Imagine an American father-a widower-deciding that he wants to move himself and his 6-year-old son to Cuba. Should the U.S. government permit it?
Many strong arguments could be raised against the father’s decision. Cuba is a communist dictatorship where Fidel Castro’s word is law. His Marxist philosophy squelches the most basic freedoms. Criticizing the government can land a Cuban in big trouble. Marxist economics prevent Cuba from becoming the western Hong Kong it would become if economic freedom, meaning property rights, were permitted. People’s economic conditions are reduced to primitivism because markets are not permitted to operate free of the heavy hand of Castro’s commissars.
But all that said, does any one really think that the U.S. government should stop this father from taking his son to Cuba? Presumably, we Americans wouldn’t want the government to stop a father from taking his son to France or Austria or Ghana or Russia. These and other countries have varying degrees of government intervention in the lives of families and in their economies. But I can’t imagine anyone petitioning the government to stop such a move. Americans should be uncomfortable with the idea that the government ought to determine a father’s custody on the basis of his political philosophy, however flawed it is.
I submit that the situation of Juan Miguel Gonzalez and his son Elian is no different from the one described above. True, Elian’s mother tried to bring her son to the United States. True, Elian has relatives in Miami. But Elian’s mother died, and his father-who by all accounts is a loving father who shared custody and spent more time with Elian in Cuba than his mother-is alive. And his father wants him back.
Now I know that Castro no more respects the sanctity of the family than he respects property rights. (The U.S. government and state governments could learn a few things about the sanctity of the family too.) But again, this fact, as far as the U.S. government is concerned, cannot trump the father’s legitimate claim to custody of his son. American authorities must not turn such questions into a matter of political correctness. That’s exactly what would happen if recognition of a father’s custody were contingent on his having the proper political views.
Opportunism has been rampant on both sides of the controversy. The shameless parading of the little boy on television implies that the Miami Cuban exiles are more interested in scoring points against Castro than in protecting the welfare of Elian. There are indications that early in this episode, Elian’s great uncle was coordinating the boy’s return with Juan Miguel Gonzalez. The effort was scuttled both by Castro’s and the Miami Cubans’ efforts to make political hay. That is tragic.

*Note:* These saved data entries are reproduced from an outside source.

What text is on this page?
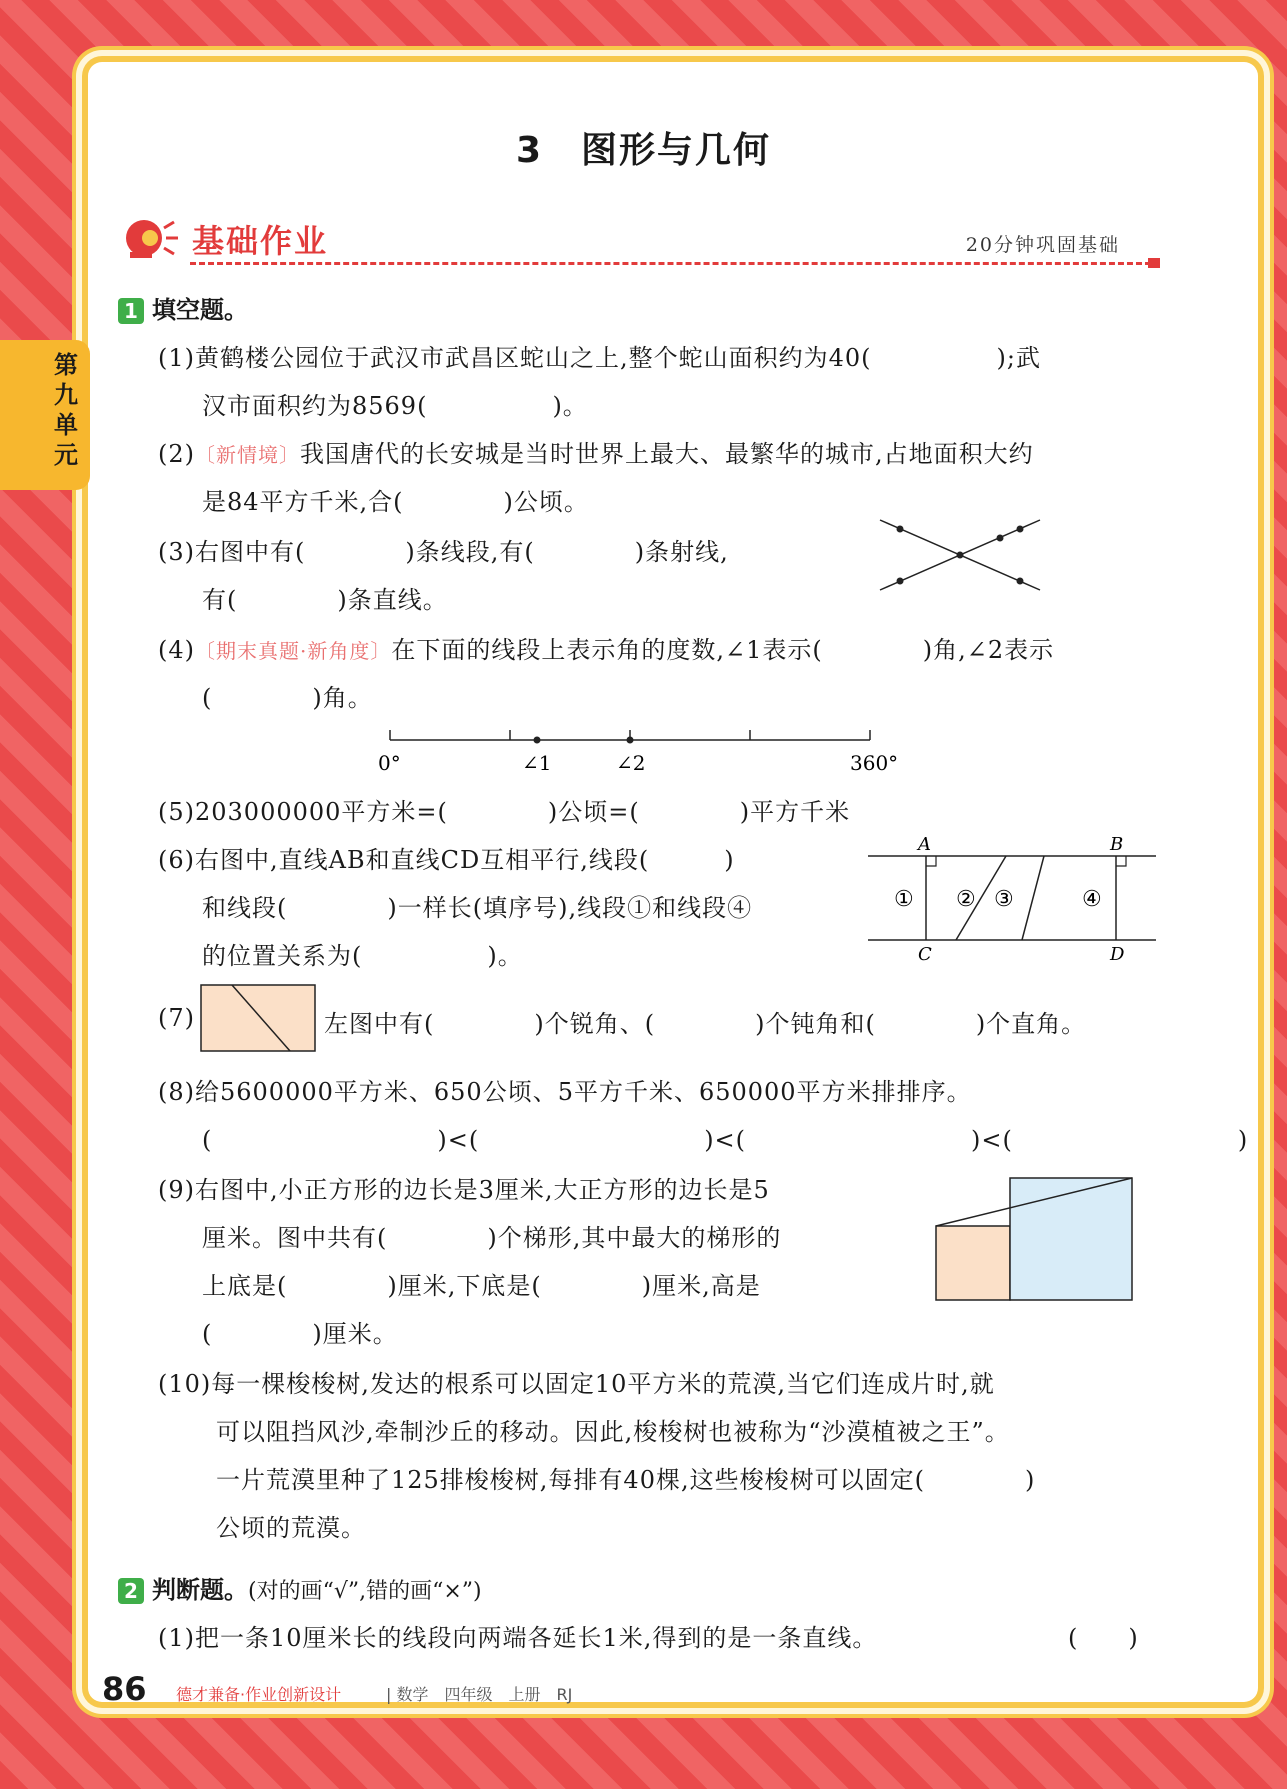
第九单元
3　图形与几何
基础作业	20分钟巩固基础
1 填空题。
(1)黄鹤楼公园位于武汉市武昌区蛇山之上,整个蛇山面积约为40(　　　　　);武
汉市面积约为8569(　　　　　)。
(2)〔新情境〕我国唐代的长安城是当时世界上最大、最繁华的城市,占地面积大约
是84平方千米,合(　　　　)公顷。
(3)右图中有(　　　　)条线段,有(　　　　)条射线,
有(　　　　)条直线。
(4)〔期末真题·新角度〕在下面的线段上表示角的度数,∠1表示(　　　　)角,∠2表示
(　　　　)角。
0°	∠1	∠2	360°
(5)203000000平方米=(　　　　)公顷=(　　　　)平方千米
(6)右图中,直线AB和直线CD互相平行,线段(　　　)
和线段(　　　　)一样长(填序号),线段①和线段④
的位置关系为(　　　　　)。
A	B
C	D
① ② ③	④
(7)	左图中有(　　　　)个锐角、(　　　　)个钝角和(　　　　)个直角。
(8)给5600000平方米、650公顷、5平方千米、650000平方米排排序。
(　　　　　　　　　)<(　　　　　　　　　)<(　　　　　　　　　)<(　　　　　　　　　)
(9)右图中,小正方形的边长是3厘米,大正方形的边长是5
厘米。图中共有(　　　　)个梯形,其中最大的梯形的
上底是(　　　　)厘米,下底是(　　　　)厘米,高是
(　　　　)厘米。
(10)每一棵梭梭树,发达的根系可以固定10平方米的荒漠,当它们连成片时,就
可以阻挡风沙,牵制沙丘的移动。因此,梭梭树也被称为“沙漠植被之王”。
一片荒漠里种了125排梭梭树,每排有40棵,这些梭梭树可以固定(　　　　)
公顷的荒漠。
2 判断题。(对的画“√”,错的画“×”)
(1)把一条10厘米长的线段向两端各延长1米,得到的是一条直线。	(　　)
86 德才兼备·作业创新设计	| 数学　四年级　上册　RJ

But most supporters of Elian’s return are equally hypocritical. What would Reps. Maxine Waters, Jose Serrano, and Sheila Jackson Lee have said about a Chilean boy whose father wanted him returned to Pinochet-ruled Chile? The question answers itself.
One senses that objectivity is the last thing on people’s minds these days. Advancing narrow political agendas takes precedence. This is a poison that will have increasingly unfortunate consequences.
Let’s make no mistake about it: Elian’s childhood in Castro’s Cuba will be one long propaganda seminar aimed at indoctrinating him in the “virtues” of communism. (I resist pushing too hard the parallel of government schools in America indoctrinating our children in the “virtues” of the bureaucratic impositions we misleadingly call “democracy.”) He will live in a poverty born of government control of people’s peaceful and productive economic activities. One bright spot is Castro’s advancing age. Time is on Elian’s side.
It is past time that we drop the subjectivism and sentimentality and begin to look at Cuba with clear eyes. It’s a nasty dictatorship. But it’s one the United States has inadvertently kept in power with its mistaken policy of economic sanctions. That policy has not only given Castro an excuse for socialism’s failings, it has also prevented the nonmaterial exchanges that always accompany commercial trade. Routine contact with American traders would have effectively communicated to Cubans at all levels what they were missing, thanks to communism. Early and frequent contact with capitalism might have consigned Castro to the landfill he so richly deserves.
The policy toward Cuba should be laissez faire. End the sanctions. Let the Gonzalezes go.